The removal of uremic toxins

Three major groups of uremic solutes can be characterized: the small water-soluble compounds, the middle molecules, and the protein-bound compounds. Whereas small water-soluble compounds are quite easily removed by conventional hemodialysis, this is not the case for many other molecules with different physicochemical characteristics. Continuous ambulatory peritoneal dialysis (CAPD) is often characterized by better removal of those compounds. Urea and creatinine are small water-soluble compounds and the most current markers of retention and removal, but they do not exert much toxicity. This is also the case for many other small water-soluble compounds. Removal pattern by dialysis of urea and creatinine is markedly different from that of many other uremic solutes with proven toxicity. Whereas middle molecules are removed better by dialyzers containing membranes with a larger pore size, it is not clear whether this removal is sufficient to prevent the related complications. Larger pore size has virtually no effect on the removal of protein-bound toxins. Therefore, at present, the current dialytic methods do not offer many possibilities to remove protein-bound compounds. Nutritional and environmental factors as well as the residual renal function may influence the concentration of uremic toxins in the body fluids.

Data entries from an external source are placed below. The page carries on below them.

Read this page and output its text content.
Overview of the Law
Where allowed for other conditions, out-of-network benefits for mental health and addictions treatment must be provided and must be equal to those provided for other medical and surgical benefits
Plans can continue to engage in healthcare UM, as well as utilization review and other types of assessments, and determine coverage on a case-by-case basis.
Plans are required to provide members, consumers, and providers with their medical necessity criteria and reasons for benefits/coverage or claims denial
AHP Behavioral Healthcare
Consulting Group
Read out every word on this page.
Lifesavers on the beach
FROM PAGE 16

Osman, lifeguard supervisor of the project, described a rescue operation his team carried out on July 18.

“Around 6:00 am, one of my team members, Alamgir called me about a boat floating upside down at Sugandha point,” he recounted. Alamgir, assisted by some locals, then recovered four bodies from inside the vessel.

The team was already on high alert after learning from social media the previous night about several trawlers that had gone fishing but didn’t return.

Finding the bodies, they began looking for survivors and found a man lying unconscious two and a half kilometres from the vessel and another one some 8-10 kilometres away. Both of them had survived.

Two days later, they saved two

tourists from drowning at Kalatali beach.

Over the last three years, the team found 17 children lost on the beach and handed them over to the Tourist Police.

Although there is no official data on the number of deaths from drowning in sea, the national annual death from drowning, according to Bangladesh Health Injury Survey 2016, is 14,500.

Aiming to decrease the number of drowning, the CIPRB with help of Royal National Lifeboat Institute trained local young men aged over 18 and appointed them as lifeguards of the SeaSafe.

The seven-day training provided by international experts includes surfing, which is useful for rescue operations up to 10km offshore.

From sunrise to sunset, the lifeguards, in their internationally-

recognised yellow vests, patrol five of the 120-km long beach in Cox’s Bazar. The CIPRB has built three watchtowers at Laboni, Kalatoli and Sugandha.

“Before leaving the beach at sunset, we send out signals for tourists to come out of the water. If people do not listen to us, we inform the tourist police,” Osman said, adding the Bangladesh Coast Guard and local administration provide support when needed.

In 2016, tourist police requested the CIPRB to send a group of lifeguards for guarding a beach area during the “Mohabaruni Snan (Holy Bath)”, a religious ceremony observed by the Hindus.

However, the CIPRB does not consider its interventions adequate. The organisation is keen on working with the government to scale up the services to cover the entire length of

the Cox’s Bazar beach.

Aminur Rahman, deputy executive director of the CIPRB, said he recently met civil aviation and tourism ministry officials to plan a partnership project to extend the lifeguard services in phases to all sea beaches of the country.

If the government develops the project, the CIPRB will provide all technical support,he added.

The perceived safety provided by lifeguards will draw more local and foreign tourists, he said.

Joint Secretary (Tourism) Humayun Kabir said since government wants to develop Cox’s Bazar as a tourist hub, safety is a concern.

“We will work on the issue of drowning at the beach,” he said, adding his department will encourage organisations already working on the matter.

Relevance of oxidative and carbonyl stress to long-term uremic complications

Oxidative stress is a disturbance of balance between oxidants and antioxidant species. The existence of an increased oxidative stress in chronic renal failure is supported by evidence of increased lipid, carbohydrate, and protein oxidation products in plasma and cell membrane. Recent studies have implicated the oxidative stress in the nonenzymatic biochemistry leading to irreversible protein modifications. Reactive oxygen species may directly alter proteins with the eventual formation of oxidized amino acids. Alternatively, reactive carbonyl compounds formed by the oxidation of carbohydrates and lipids may indirectly lead to advanced glycation or lipoxidation of proteins. Chronic uremia is associated with increased modification of protein caused by reactive carbonyl compounds derived from both carbohydrates and lipids. Increased carbonyl modification of proteins subsequently results in the rise of plasma and tissue contents of advanced glycation end products and advanced lipoxidation end products, in which the deleterious biological effects have been revealed. This article focuses on the irreversible nonenzymatic modification of proteins, which might, at least in part, contribute to the development of complications associated with chronic renal failure and long-term dialysis, such as atherosclerosis and dialysis-related amyloidosis.